= Fusus al-Hikam (book) =

Fusus al-Hikam (Arabic: فصوص الحکم‎, literally The Bezels of Wisdom), also known by the English title The Wisdom of the Prophets, is the work of the Andalusian mystic and philosopher Ibn Arabi (1165–1240). The book presents a complex metaphysical system through a series of chapters, each dedicated to a different prophet, from Adam to Muhammad. Each chapter expounds on a specific divine Name and Attribute, revealing a particular facet of universal wisdom through the prophetic narrative. Ibn al-Arabi himself stated in his autobiographical works that the book was dictated to him by the Prophet Muhammad in a dream, a common belief among his followers.
Ibn Arabi's seminal work, Fusus al-Hikam, has inspired over a hundred commentaries, with key ones provided by his student Sadr al-Din al-Qunawi and later scholars like Abd al-Razzaq Kāshānī and Dawūd al-Qayṣarī. Notable works include Ibn Arabi's own summary, Jami's commentary on it, and several significant Persian commentaries. These commentaries aim to elucidate the profound mystical and philosophical concepts within Fusus al-Hikam.

==Structure and Themes==
The Fusus al-Hikam is structured into 27 chapters, each named after a prophet, beginning with Adam and concluding with Muhammad. Each chapter expounds on a specific divine Name and Attribute, revealing a particular facet of universal wisdom through the prophetic narrative.
Ibn Arabi posits that each prophet’s soul functions as a vessel, shaped by the divine wisdom it receives, analogous to a gemstone being set in a bezel. Each prophet, therefore, possesses a unique innate nature (the bezel) enabling the reception and embodiment of a specific divine wisdom (the gemstone). Consequently, the singular, eternal divine wisdom is conformed to the contours of its human receptacle. This singular wisdom, when manifested in specific historical and social contexts, differentiates in form according to the prophet and their community, leading to diverse religious expressions that nonetheless share a common essence and origin.
==Commentaries==

There have been many commentaries on Ibn 'Arabī's Fuṣūṣ al-Ḥikam: Osman Yahya named more than 100 while Michel Chodkiewicz precises that "this list is far from exhaustive." The first one was Kitab al-Fukūk written by Ṣadr al-Dīn al-Qunawī who had studied the book with Ibn 'Arabī; the second by Qunawī's student, Mu'ayyad al-Dīn al-Jandi, which was the first line-by-line commentary; the third by Jandī's student, Dawūd al-Qaysarī, which became very influential in the Persian-speaking world. A recent English translation of Ibn 'Arabī's own summary of the Fuṣūṣ, Naqsh al-Fuṣūṣ (The Imprint or Pattern of the Fusus) as well a commentary on this work by 'Abd al-Raḥmān Jāmī, Naqd al-Nuṣūṣ fī Sharḥ Naqsh al-Fuṣūṣ (1459), by William Chittick was published in Volume 1 of the Journal of the Muhyiddin Ibn 'Arabi Society (1982).
== Critical editions and translations of Fuṣūṣ al-Ḥikam ==
The Fuṣūṣ was first critically edited in Arabic by 'Afīfī (1946) that become the standard in scholarly works. Later in 2015, Ibn al-Arabi Foundation in Pakistan published the Urdu translation, including the new critical of Arabic edition.

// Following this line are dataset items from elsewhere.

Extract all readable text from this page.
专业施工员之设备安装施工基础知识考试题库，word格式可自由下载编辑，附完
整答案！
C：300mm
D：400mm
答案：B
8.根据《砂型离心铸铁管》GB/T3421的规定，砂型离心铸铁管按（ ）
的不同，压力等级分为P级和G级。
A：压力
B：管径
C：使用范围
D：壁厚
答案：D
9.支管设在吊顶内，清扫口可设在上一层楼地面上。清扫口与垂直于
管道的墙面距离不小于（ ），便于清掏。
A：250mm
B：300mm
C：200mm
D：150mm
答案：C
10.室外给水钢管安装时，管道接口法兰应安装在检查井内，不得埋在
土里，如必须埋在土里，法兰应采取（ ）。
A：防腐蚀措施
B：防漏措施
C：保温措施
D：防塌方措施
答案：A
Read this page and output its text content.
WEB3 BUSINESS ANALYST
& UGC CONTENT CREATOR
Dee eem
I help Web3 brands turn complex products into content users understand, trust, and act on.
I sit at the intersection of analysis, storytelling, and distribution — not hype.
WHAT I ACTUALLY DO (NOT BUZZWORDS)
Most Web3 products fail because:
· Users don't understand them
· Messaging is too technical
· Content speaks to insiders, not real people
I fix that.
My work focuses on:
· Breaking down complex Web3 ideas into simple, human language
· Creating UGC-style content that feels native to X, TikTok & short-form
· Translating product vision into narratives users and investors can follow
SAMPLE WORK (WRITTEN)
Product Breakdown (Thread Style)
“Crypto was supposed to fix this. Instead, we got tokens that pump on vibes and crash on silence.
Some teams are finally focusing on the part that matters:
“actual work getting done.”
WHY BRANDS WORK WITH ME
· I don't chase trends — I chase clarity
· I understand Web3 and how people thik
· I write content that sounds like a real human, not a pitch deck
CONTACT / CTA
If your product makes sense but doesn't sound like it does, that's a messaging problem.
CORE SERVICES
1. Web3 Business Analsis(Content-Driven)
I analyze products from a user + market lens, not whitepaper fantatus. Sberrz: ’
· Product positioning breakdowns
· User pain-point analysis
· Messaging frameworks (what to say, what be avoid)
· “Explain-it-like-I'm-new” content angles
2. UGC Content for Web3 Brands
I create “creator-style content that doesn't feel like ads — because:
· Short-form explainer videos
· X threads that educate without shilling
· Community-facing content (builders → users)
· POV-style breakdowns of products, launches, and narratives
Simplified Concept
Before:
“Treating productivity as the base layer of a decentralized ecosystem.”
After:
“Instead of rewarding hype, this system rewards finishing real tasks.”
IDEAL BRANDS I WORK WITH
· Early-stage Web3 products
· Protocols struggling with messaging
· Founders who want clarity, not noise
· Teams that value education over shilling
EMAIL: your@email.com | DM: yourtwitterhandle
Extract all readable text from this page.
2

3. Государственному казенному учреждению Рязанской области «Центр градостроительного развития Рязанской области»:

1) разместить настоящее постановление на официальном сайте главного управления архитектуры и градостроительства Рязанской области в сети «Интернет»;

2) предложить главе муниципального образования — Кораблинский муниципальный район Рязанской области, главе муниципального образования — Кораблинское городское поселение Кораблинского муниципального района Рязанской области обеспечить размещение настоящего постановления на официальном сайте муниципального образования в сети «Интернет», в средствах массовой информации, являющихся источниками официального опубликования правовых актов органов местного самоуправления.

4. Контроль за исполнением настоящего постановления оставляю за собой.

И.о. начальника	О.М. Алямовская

The first English translation was done in partial form by Angela Culme-Seymour from the French translation of Titus Burckhardt as Wisdom of the Prophets (1975), and the first full translation was by Ralph Austin as Bezels of Wisdom (1980). There is also a complete French translation by Charles-Andre Gilis, entitled Le livre des chatons des sagesses (1997). The only major commentary to have been translated into English so far is entitled Ismail Hakki Bursevi's translation and commentary on Fusus al-hikam by Muhyiddin Ibn 'Arabi, translated from Ottoman Turkish by Bulent Rauf in 4 volumes (1985–1991).

In Urdu, the most widespread and authentic translation was made by Shams Ul Mufasireen Bahr-ul-uloom Hazrat (Muhammad Abdul Qadeer Siddiqi Qadri -Hasrat), the former Dean and Professor of Theology of the Osmania University, Hyderabad. It is due to this reason that his translation is in the curriculum of Punjab University. Maulvi Abdul Qadeer Siddiqui has made an interpretive translation and explained the terms and grammar while clarifying the Shaikh's opinions. A new edition of the translation was published in 2014 with brief annotations throughout the book for the benefit of contemporary Urdu reader.